The Street Finds its Own Uses for the Law of Unintended Consequences
My latest article for the O’Reilly Network is up, all about the magnificent power of innovation.
Constraint is the enemy of innovation. Blocks (and high-tech blocks, like Legos) are the darlings of educators and child-development specialists because they encourage open-ended play (likewise, the profitable trend to license Lego kits is bemoaned by the same educators because it constrains children’s imaginations). Tamper-resistant seals and proprietary connectors discourage innovation through constraint.
The technological equivalent of the humble block is the Universal Turing Machine. Alan Turing, the father of modern computing, revolutionized computers with his realization that it was possible to replace all the special-purpose electronic computers of his day — one device for calculating one function, another to calculate another — with a single, meta-machine.

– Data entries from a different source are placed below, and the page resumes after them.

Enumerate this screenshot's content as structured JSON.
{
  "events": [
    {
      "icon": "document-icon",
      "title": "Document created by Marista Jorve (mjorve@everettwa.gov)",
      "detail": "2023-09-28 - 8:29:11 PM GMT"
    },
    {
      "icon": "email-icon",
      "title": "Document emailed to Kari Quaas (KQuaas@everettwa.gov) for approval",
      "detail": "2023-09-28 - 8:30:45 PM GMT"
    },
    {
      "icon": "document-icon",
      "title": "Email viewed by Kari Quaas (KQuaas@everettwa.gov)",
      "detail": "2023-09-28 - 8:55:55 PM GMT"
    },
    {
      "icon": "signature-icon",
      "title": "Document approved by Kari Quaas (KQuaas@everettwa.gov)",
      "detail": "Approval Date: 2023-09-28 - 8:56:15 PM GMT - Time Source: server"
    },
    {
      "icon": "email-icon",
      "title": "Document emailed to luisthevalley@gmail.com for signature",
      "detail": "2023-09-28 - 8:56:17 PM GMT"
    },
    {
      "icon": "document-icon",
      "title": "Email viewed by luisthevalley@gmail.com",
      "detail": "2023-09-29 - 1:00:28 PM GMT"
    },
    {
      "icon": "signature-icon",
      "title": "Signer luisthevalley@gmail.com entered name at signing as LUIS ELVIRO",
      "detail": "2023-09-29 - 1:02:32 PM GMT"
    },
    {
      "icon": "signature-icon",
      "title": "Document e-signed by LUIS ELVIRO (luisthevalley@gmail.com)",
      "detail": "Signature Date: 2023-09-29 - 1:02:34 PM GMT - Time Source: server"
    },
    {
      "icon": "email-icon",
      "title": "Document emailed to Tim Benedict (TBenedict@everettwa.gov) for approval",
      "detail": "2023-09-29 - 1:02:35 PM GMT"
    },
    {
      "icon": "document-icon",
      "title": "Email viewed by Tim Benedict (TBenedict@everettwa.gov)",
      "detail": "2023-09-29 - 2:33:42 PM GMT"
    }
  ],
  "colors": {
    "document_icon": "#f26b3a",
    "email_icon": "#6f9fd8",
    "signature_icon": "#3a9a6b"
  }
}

This Universal Machine — the foundation of the microprocessor in your watch, alarm clock, VCR, laptop and singing greeting card — is capable of performing any task that can be expressed mathematically. The Universal Machine ushered in an era of unprecedented innovation. It was the protean, primordial goo that was stretched and deformed and smooshed into every corner of human existence.
Turing’s Machine gave us an aesthetic of mutability. Our world is increasingly full of configurable artifacts. The Transmeta chip changes its computing characteristics in response to software instructions, software-defined radio opens the possibility of a single card that can emulate a cell phone, an 802.11b card, or a digital TV receiver. Nanotechnology promises a world of Utility Fogs and smart matter that dynamically reconfigures meatspace as we move through it, optimizing reality to suit our needs.